I’ve been digging on Container now for a few years, Ren Schofield, the man behind the name, makes some immediate, in-your-face, pounding electronic music. Schofield is from Providence, RI, but has spent a long time in Nashville, which makes me just like him more. Nashville has a burgeoning, exploding music scene, as anyone can tell you.  But Nashville’s music scene is more attuned to country and roots rock, not techno. There is, of course, a thriving scene in the city, but it’s underground.  Way underground.

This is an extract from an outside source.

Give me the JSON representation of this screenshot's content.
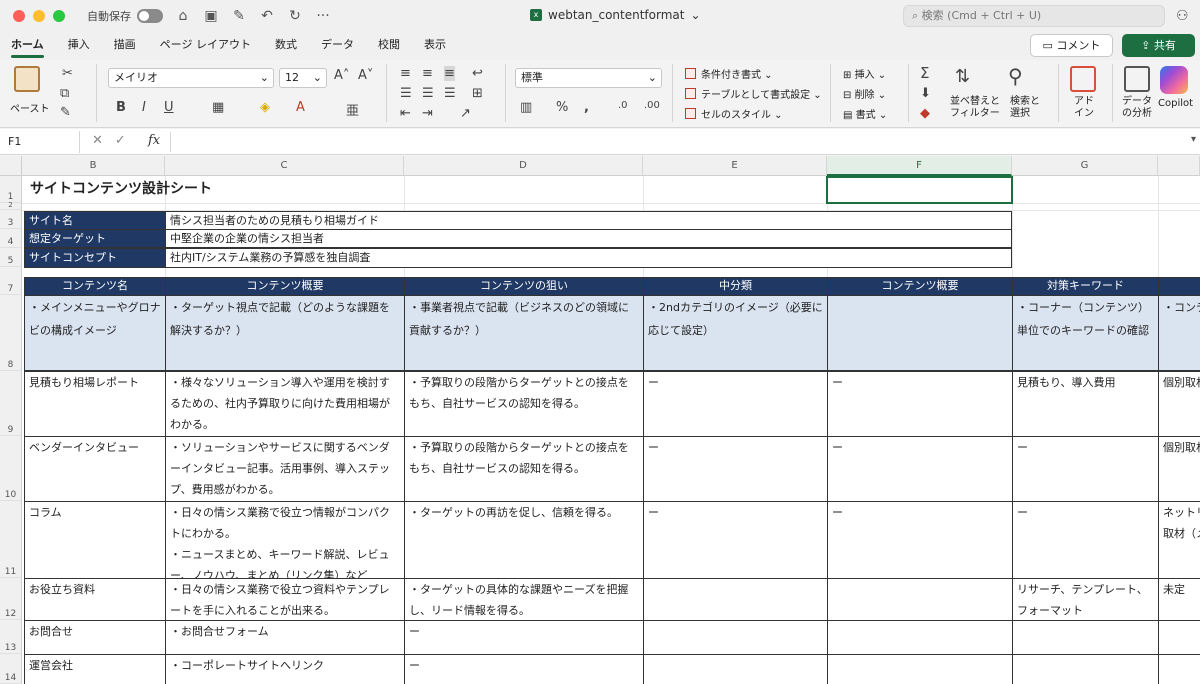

Schofield is getting clever with LP. This was also the title of his last release, in 2015.  It was brilliant, by the way.  Reviews of that album talked about moshpits and hard-rocking beats, like I was reading reviews of the Crystal Method c. 1997.  That does Schofield a disservice.  He is most certainly not the second coming of the Chrystal Method, nor even of the Chemical Brothers.  He is something else entirely.

On 2018’s LP, he ratchets it back just a tiny bit.  There is more melody overtop of the fuzzed out, syncopated beats.  The distortion remains just as heavy.  On some tracks, though, like ‘Peppered,’ he even slows things down a bit to give us a bouncy, loopy and even trippy beat, over which the distorted noises skitter and dance.  But, for the most part, it is the same unrelenting battering.

Container are best listened to either at the kind of volume that will lead to the police knocking on your door, or else on good headphones, the kind that make the drums and bass vibrate through your head.